В учебный корпус Крупенин пришел, когда там уже заканчивались занятия, последние перед обеденным перерывом. В классе, где сидели курсанты первого взвода, дверь оказалась приоткрытой, и старший лейтенант сразу увидел маленького Винокурова. Он стоял возле доски с куском мела в руке и решал задачу. Вид у курсанта был сосредоточенный, а цифры выводил он с таким усилием, что мел крошился под его пальцами.

— Скорость распространения электромагнитной энергии в пространстве нам известна, — говорил он громко, но без обычной своей бойкости. — Она составляет около трехсот тысяч километров в секунду. А посланный локатором импульс достиг цели и вернулся обратно за триста микросекунд. Требуется узнать расстояние от ракетной станции до обнаруженной цели...

Винокуров то принимался писать цифры, то быстро стирал их тряпкой и писал снова. Затем он приложил руку с зажатым мелом к туго наморщенному лбу и задумался в каком-то неожиданном сомнении.

Никто, пожалуй, из курсантов батареи не обладал такой настойчивостью в желании преодолеть трудности, как Винокуров. Удивительно мирно уживались в этом человеке две совершенно противоположные черты характера: веселое, почти беспечное балагурство и какое-то неожиданное упорство, когда этого требовали обстоятельства. Крупенин вспомнил, как месяца два назад, придя ночью в казарму, чтобы проверить службу дневальных, он увидел вдруг в ленинской комнате Винокурова за решением какого-то сложного уравнения. Командир батареи, конечно, отругал курсанта за самовольство и приказал немедленно лечь спать, но в душе порадовался за него.

Задача, которую решал Винокуров сейчас на доске, была, по мнению Крупенина, несложной. Однако у курсанта что-то не ладилось.

— А не кажется ли вам, что расстояние от локатора до цели получилось очень большим? — послышался голос преподавателя.

Винокуров поскреб затылок в раздумье, однако с места не двинулся и никаких поправок в решении не сделал.

«Ах, Винокуров, Винокуров, — досадовал Крупенин. — Забыл, что время-то дано в разных единицах. Ну вспомни же, вспомни».

— Тогда пусть поможет ему курсант Красиков, — сказал преподаватель.

Красиков объяснил:

— Винокуров ошибся в том, что данное ему время в микросекундах не перевел в секунды, поэтому результат при вычислении расстояния от локатора до цели получился нереальным.

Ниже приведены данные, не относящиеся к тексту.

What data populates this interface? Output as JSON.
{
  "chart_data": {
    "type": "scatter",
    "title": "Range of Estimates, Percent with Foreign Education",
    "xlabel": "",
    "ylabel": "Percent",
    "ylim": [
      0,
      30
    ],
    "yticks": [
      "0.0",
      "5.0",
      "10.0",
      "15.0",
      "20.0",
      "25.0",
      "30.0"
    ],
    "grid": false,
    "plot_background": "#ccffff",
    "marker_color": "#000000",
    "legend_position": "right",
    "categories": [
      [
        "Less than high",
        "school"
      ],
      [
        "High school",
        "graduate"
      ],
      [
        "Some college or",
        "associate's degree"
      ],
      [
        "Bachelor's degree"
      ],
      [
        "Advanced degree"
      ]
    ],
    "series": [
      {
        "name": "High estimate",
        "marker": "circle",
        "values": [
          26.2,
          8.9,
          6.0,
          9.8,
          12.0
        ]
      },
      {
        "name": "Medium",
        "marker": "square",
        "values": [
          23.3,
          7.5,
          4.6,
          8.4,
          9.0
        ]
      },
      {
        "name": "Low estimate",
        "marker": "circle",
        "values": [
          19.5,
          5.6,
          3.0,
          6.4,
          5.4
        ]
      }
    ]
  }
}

— Верно, зеванул я, — досадливо поморщился Винокуров и хитровато ухмыльнулся: — Ну, это у меня всегда так перед обедом. Горючего, наверное, не хватает.

Курсанты засмеялись, а Крупенин подумал, что странно все-таки получается: Винокурову многое дается с трудом, и он не теряется, идет по своей дороге уверенно, не оступаясь, а вот Красиков все время мучается в раздумьях — есть у него призвание или нет, хотя и радиотехнику и другие предметы усваивает хорошо. «И кто мог внушить ему такую глупую мысль об отсутствии призвания? Какая чепуха!»